Our work on “the street” showed that the mobilization of specific spaces and communities within of the capital cities had an impact on their atmosphere and on all the images associated to them. The war affected the culture of the cities’ constituent places and wartime social and cultural identities were shaped on the streets through the mobilization in , support of the war effort. New figures appeared in the cities’ crowds : increasingly militarized and feminized, the crowds embodied the tensions, which, although inherent in the process of national mobilization, contrasted with the myths of national solidarity. The commitment to the war effort led to the emergence of new moral norms imposed upon the cities’ populations by the conflict. This project proved to be a most rewarding experience of international collaborative research.
Marie Curie Fellowship (2011-2013)
This project aims to investigate the operations of the Triple Entente in the First World War as a multicultural military alliance, exploring the intercultural contacts and exchanges between and within the forces which made up the Entente, as the First World War proved to be an extraordinary opportunity for millions of Entente soldiers to come into contact with fellow combatants who had come from all parts of the allied empires to fight a common enemy.
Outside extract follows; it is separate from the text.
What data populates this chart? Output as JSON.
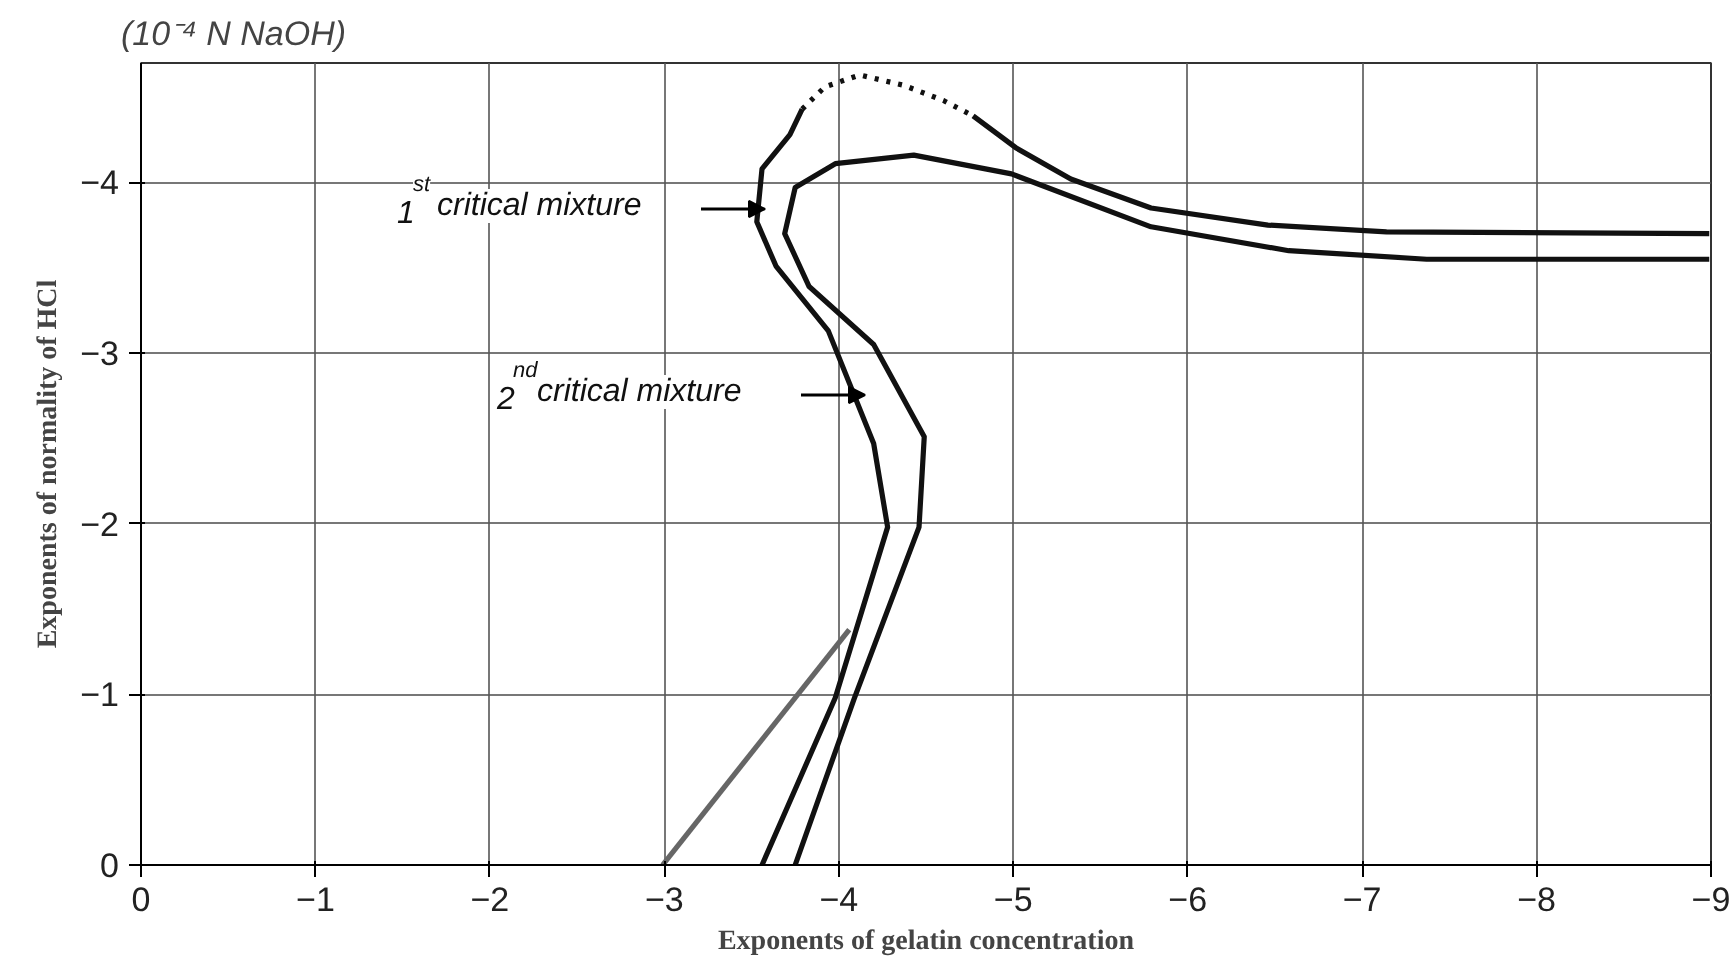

The project will describe and analyse the policies devised by the Allied nations to regulate contacts between – and in some cases enforce segregation of – Allied troops and/or home front populations, but also investigate the cultural issues of uprooted soldiers (European, Colonial & North American) sent to European battlefields, who had numerous opportunities to mingle on the Western front. Communal and national sociabilities are then challenged with the melting-pots of the emerging Allied cultures. The project will pay particular attention to the moments and sites of interaction to stress the diversity of circumstances in which benevolent or tense interactions took place. The project will also contrast the emergence of the Allied identity with the steps taken to maintain communal identities during and after the conflict. Military historians have stressed the importance of national and communal identities in combat operations, when the cohesion and discipline of troops is critical to their efficiency in the field, and the role that sport, civilian popular culture, and regimental traditions and identities played in this process within the British and American armies. The research will develop these matters exploring in particular food traditions as a support for morale among uprooted soldiers, and cross-cultural food issues.
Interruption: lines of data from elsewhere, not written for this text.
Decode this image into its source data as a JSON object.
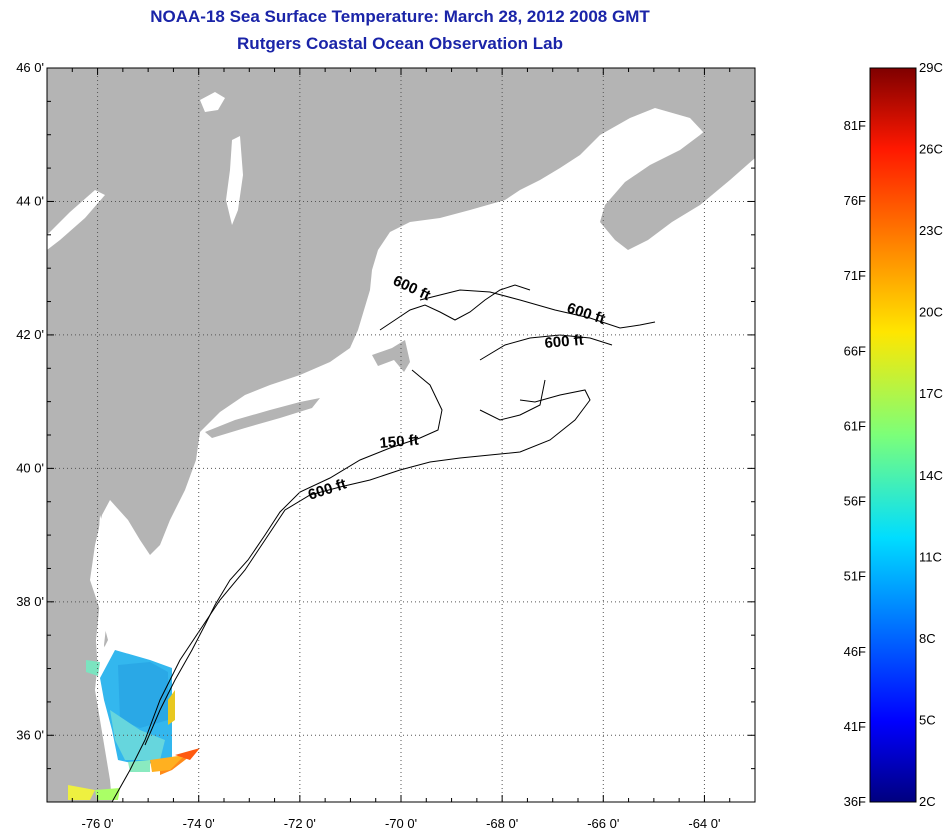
{
  "header": {
    "title": "NOAA-18 Sea Surface Temperature:  March 28, 2012 2008 GMT",
    "subtitle": "Rutgers Coastal Ocean Observation Lab"
  },
  "map": {
    "lat_range": [
      35,
      46
    ],
    "lon_range": [
      -77,
      -63
    ],
    "lat_ticks": [
      {
        "value": 46,
        "label": "46 0'"
      },
      {
        "value": 44,
        "label": "44 0'"
      },
      {
        "value": 42,
        "label": "42 0'"
      },
      {
        "value": 40,
        "label": "40 0'"
      },
      {
        "value": 38,
        "label": "38 0'"
      },
      {
        "value": 36,
        "label": "36 0'"
      }
    ],
    "lon_ticks": [
      {
        "value": -76,
        "label": "-76 0'"
      },
      {
        "value": -74,
        "label": "-74 0'"
      },
      {
        "value": -72,
        "label": "-72 0'"
      },
      {
        "value": -70,
        "label": "-70 0'"
      },
      {
        "value": -68,
        "label": "-68 0'"
      },
      {
        "value": -66,
        "label": "-66 0'"
      },
      {
        "value": -64,
        "label": "-64 0'"
      }
    ],
    "grid": true,
    "land_color": "#b4b4b4",
    "ocean_color": "#ffffff",
    "contour_labels": [
      {
        "text": "600 ft"
      },
      {
        "text": "600 ft"
      },
      {
        "text": "600 ft"
      },
      {
        "text": "150 ft"
      },
      {
        "text": "600 ft"
      }
    ]
  },
  "colorbar": {
    "f_labels": [
      "81F",
      "76F",
      "71F",
      "66F",
      "61F",
      "56F",
      "51F",
      "46F",
      "41F",
      "36F"
    ],
    "c_labels": [
      "29C",
      "26C",
      "23C",
      "20C",
      "17C",
      "14C",
      "11C",
      "8C",
      "5C",
      "2C"
    ]
  }
}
The project will eventually investigate the construction of an Allied identity that was meant to ensure the cohesion of a multinational Allied coalition and sustain the mobilization of public opinions. The research will go beyond official discourses, steeped in the language of high-politics and military operations, to analyze how the press, literature, and the popular culture of the allied nations also contributed to the definition of this allied identity.